March 14, 2013 - 8:24 am UTC
but you see that you are a very very very special case, different from pretty much everyone else and that such a micro optimization - which would penalize everyone else (having to "index" redo logs) - wouldn't make sense in general.
the cost of having to read those files is going to be less than maintaining a database of precisely what is recorded in each redo log file over time.
any and all log based replication mechanisms - from Oracle, from 3rd parties, will have to process the redo stream as a continuous thing - that is the only way to read redo and make sense of it. redo is like a story of the database.
tell you what - why don't you just take the inputs and the process you run on database 1 and run *the same exact thing* on database 2? Why bother with replication at all?
Or, since the data is read only most of the time, do your bulk load, make the tablespace read only and transport it.
eg: don't do replication (again, I come back to this!)
Combination of Rman/Transportable Tablespace
A reader, March 14, 2013 - 3:54 pm UTC
I can't beleive the amount of passion you have for Oracle Database.
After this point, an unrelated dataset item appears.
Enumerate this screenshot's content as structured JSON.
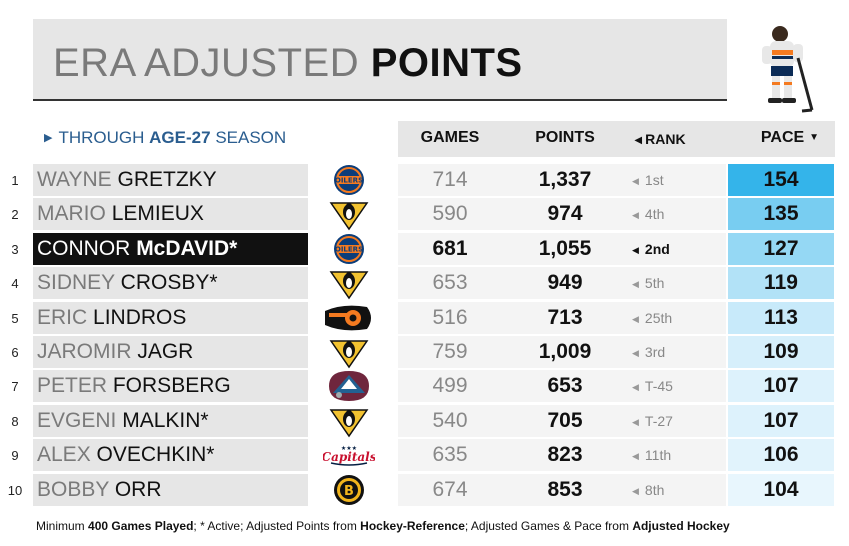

1. We can't do Transportable Tablespace as Data needs to be refreshed every 1/2 hour
2. Don't want to have mlogs on Source DB. It is going to burden the Source Database
3. Need to have all the changes that happened in Source DB to Target DB.
4. I am looking for solution which is sleek. Something like this
Initial Setup
Using Transportable Table Tablespace I will have exact copy of Tablespace TS1 on both DB1(Source DB) and DB2 (Target DB).
Scedule RMAN every 1/2 hour whatever block changes that happened on TS1 Datafiles of DB1 are applied on Database DB2.
Then export/import the datadictionary for TS1 from for DB1 to DB2
Is it possible. :)
Advantage in this approach is
1. I am not transferring whole datafile I am tranferring only the blocks that got changed
2. Faster/Quicker
3. No network issues.
What am I missing here? Why this does not work?
Thanks
March 25, 2013 - 9:21 am UTC
I will again state: do not replicate, sounds like a single system to me.
I don't know who you are or what your specific needs are - you don't tell us very much... but...
You can either;
a) use active data guard, that will allow you to open the failover database read only for queries. You can freely query the data for reports. assuming that was your (unstated) goal.
b) use a logical standby, you will be able to query the data copied from production and add auxillarily structures like indexes/materialized views - and create read write tables that do not exist at production
c) use golden gate, that would allow you to do log based replication fully.
If you use rman, you would take an outage every half hour to apply an half hour of block changes to the system and then recover them - which in itself could take the half hour - and then you'd be able to open READ ONLY. It wouldn't be practical and it would be hugely labor intensive.
3rd part replication option
Wagner Ramos, March 19, 2013 - 10:12 am UTC
Why do not use some 3rd part replication software that can be configured to collect data changes only of these 10 tables ?
I believe that you can find 3 or more sw that can collect data changes with triggers and solve your needs without changing log modes, etc.
The impact in source database will be only in insert/update/delete operations for these 10 tables.
If you have some test environment and would like to try I can help, my solution is not so expensive like a GG.
March 25, 2013 - 3:20 pm UTC
you mean like golden gate. If will only collect data changes for the 10 tables *from the redo*.
hah, triggers - you want to see something run *slower than slow*, go for triggers!!! (and by the way, advanced replication which you already own does that but violates the "do not impact my production site please".)
anything trigger based will definitely, massively and measurably and in so many bad ways affect your production site.